Zaskakująca końcówka - relacja z meczu Spójnia Stargard Szczeciński - AZS Radex Szczecin

AZS Radex Szczecin mimo potężnej straty postraszył Spójnię Stargard Szczeciński w derbach Pomorza Zachodniego. Gospodarze nie dali sobie jednak odebrać zwycięstwa.

Patryk Neumann
Patryk Neumann

Derbowy pojedynek przyciągnął większe rzesze kibiców do stargardzkiej hali. Pojawiła się również skromna grupa fanów ze Szczecina, która poza radością ze zdobywanych punktów nie zaznaczyła specjalnie swojej obecności. Pierwsza kwarta miała niespodziewany przebieg. Lepiej rozpoczęli ją akademicy, a zwłaszcza Jerzy Koszuta i Maciej Raczyński. AZS uzyskał cztery punkty przewagi prowadząc 6:2 i 10:6. Od tej jednak chwili podopieczni Zbigniewa Majcherka stracili trzynaście oczek z rzędu. Wyróżniali się Hubert Pabian, Tomasz Stępień i Kamil Michalski. Czas wzięty przez szczecińskiego szkoleniowca pomógł jednak jego podopiecznym. Świetnie znani w Stargardzie Koszuta i Łukasz Biela celnymi rzutami z dystansu zmniejszyli stratę do zaledwie trzech oczek.

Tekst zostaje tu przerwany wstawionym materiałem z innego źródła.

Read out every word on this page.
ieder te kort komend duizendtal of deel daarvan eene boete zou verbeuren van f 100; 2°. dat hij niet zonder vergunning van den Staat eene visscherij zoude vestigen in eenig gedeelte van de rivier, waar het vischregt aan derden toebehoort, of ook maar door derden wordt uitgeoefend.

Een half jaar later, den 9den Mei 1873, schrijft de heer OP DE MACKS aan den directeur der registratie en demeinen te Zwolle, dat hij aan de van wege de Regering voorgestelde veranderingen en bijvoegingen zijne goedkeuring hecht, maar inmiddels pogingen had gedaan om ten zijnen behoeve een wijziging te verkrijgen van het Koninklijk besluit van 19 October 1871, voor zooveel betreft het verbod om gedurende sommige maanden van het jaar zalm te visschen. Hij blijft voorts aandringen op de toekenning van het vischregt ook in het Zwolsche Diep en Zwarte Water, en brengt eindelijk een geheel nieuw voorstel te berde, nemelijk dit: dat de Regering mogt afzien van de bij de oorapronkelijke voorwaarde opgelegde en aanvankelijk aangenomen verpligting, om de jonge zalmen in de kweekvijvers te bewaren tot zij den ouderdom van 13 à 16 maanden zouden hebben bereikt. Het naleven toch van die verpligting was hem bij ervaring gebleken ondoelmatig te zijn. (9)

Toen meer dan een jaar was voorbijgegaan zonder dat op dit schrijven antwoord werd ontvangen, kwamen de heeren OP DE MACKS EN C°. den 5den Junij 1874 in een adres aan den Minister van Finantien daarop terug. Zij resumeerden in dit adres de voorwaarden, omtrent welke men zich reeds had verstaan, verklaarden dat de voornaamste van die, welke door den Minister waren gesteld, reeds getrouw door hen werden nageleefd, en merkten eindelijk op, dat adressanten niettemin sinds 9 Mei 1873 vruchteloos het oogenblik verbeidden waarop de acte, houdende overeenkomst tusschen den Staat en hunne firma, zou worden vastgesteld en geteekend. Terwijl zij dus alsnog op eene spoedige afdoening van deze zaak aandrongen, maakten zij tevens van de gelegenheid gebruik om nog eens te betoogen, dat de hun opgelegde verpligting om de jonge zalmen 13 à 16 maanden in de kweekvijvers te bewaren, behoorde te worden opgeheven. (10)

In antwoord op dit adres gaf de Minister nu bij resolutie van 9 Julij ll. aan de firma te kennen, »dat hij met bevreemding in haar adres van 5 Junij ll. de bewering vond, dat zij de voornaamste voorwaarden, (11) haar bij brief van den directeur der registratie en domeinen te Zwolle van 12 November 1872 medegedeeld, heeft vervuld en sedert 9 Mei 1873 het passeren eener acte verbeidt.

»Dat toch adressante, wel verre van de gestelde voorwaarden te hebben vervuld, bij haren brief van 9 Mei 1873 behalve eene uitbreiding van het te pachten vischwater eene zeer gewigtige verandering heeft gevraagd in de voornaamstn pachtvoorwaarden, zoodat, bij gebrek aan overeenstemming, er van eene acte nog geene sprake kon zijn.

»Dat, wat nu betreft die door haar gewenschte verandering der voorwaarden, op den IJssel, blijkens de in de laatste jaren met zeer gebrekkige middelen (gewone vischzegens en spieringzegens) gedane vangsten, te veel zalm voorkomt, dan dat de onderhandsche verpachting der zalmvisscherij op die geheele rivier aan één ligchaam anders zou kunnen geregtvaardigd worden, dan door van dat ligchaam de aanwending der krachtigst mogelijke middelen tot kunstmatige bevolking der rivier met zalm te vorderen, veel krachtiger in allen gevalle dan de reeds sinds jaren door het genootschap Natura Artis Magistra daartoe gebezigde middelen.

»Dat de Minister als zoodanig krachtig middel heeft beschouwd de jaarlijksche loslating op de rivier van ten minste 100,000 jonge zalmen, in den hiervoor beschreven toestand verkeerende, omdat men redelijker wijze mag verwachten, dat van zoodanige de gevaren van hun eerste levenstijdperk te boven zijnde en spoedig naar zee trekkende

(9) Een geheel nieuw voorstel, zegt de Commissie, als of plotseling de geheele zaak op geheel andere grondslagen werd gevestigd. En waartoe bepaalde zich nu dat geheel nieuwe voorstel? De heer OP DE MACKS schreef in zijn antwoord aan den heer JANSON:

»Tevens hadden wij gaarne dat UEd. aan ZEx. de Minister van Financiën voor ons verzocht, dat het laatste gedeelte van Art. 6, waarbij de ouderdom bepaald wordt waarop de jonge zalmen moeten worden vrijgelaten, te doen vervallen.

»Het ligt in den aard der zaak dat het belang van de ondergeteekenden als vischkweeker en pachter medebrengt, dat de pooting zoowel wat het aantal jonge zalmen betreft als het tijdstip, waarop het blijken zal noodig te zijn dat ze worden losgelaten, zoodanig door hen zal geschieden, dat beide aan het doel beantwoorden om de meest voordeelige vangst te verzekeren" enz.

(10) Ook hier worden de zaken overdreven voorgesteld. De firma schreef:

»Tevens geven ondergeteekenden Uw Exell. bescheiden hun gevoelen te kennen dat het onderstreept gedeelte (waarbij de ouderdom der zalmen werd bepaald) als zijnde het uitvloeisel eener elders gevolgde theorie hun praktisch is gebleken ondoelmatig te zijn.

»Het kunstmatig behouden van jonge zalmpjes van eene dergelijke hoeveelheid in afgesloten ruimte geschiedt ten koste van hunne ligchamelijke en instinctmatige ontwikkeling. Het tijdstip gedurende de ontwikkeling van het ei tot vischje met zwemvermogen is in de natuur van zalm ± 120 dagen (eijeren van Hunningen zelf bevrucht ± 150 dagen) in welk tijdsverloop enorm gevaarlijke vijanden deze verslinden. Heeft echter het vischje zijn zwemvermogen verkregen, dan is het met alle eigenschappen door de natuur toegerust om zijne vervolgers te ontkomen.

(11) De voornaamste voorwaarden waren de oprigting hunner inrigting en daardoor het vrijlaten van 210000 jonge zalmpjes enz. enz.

Krótka przerwa pozwoliła ponownie odrodzić się miejscowym, którzy uzyskali czternastopunktowe prowadzenie. W drugiej odsłonie obaj trenerzy próbowali na wszelkie sposoby rotować składami. A trzeba przyznać, że nie mieli łatwego zadania. W szczecińskim zespole do kontuzjowanego tercetu, który nie grał już od kilku spotkań, dołączył Łukasz Pacocha. Rozgrywający był z drużyną, lecz ani na chwilę nie mógł się pojawić na parkiecie. Akademicy grali, więc w ośmiu podobnie, jak stargardzianie. Zabrakło, bowiem Bartłomieja Szczepaniaka i Bartłomieja Wróblewskiego. Świetnie z presją radził sobie Michalski, który w krótkim odstępie czasu zdobył 8 oczek zaskakując rywali rzutami z dystansu. A miał on tego dnia najtrudniejsze zadanie.

- Grał cały mecz i też sobie zdaję sprawę, że podciął się w końcówce. Nie ma Wróbla. Kasprzak dał dobrą pierwszą zmianę, a w drugiej trochę się pogubił. Był plan z Tomkiem Stępniem na rozegraniu, ale jakoś nie było sposobności, żeby to zrobić. Dobry mecz Kamila. Wytrzymał to do końca przy dużej presji obwodu szczecińskiego. Jakoś udało się to wszystko dowieźć - ocenił sytuację w swojej ekipie Ireneusz Purwiniecki. AZS tylko nieznacznie zmniejszył stratę w pierwszej połowie, lecz warto odnotować celny rzut Krzysztofa Mielczarka, którego występ również był niepewny. Podkoszowy AZS-u ku zaskoczeniu Wiktora Grudzińskiego przymierzył z za linii 6,75 metra.

Trzecia kwarta to kryzys formy, którego nikt nie potrafił wykorzystać, gdyż dopadł on oba zespoły. Przez trzy minuty wynik się nie zmieniał, a sygnał do ataku dał Karol Pytyś. Odpowiedzieli mu Łukasz Ratajczak oraz Adam Parzych i przewaga utrzymywała się, lecz z przywołania swoich koszykarzy do porządku nie zrezygnował szkoleniowiec gospodarzy. Mimo szarpanych prób ten fragment gry nie miał wpływu na przebieg spotkania. Akademicy nie grali źle, lecz skuteczność nie była ich domeną, o czym świadczą pudła w najprostszych sytuacjach.

Czwarta kwarta miała być już jedynie formalnością. Skutecznie rozpoczął ją Arkadiusz Soczewski. Spójnia powiększyła przewagę do dwudziestu punktów i gdy stargardzcy fani świętowali już zwycięstwo wszystko się zmieniło. Pytyś i Mielczarek zniwelowali ponad połowę strat, a w ostatniej minucie trener przyjezdnych poprosił o przerwę. Mimo beznadziejnej sytuacji jego drużyna przy bardzo sprzyjających okolicznościach mogła jeszcze powalczyć. - Zawsze, gdy człowiek gra do końca, może wierzyć. Wiadomo, że była przewaga przeciwnika, ale zrobili w tym momencie stratę. Wyrzucili piłkę w aut i można było to wykorzystać. Znowu był niecelny rzut z pod kosza i to spowodowało, że przeciwnik zrobił sobie kontrę i rzucił - przyznał Zbigniew Majcherek w rozmowie ze Sportowefakty.pl. Kolejne błędy i kontry rywali sprawiły jednak, że pewnie wygrała Spójnia.

Spójnia Stargard Szczeciński - AZS Radex Szczecin 74:61 (21:18, 19:10, 11:11, 23:22)

Spójnia: Stępień 20, Michalski 15, Ratajczak 13, Parzych 9, Pabian 8, Grudziński 4, Soczewski 4, Kasprzak 1.

AZS: Koszuta 13, Pytyś 12, Mielczarek 11, Raczyński 8, Biela 5, Balcerek 5, Szurlej 5, Linowski 2.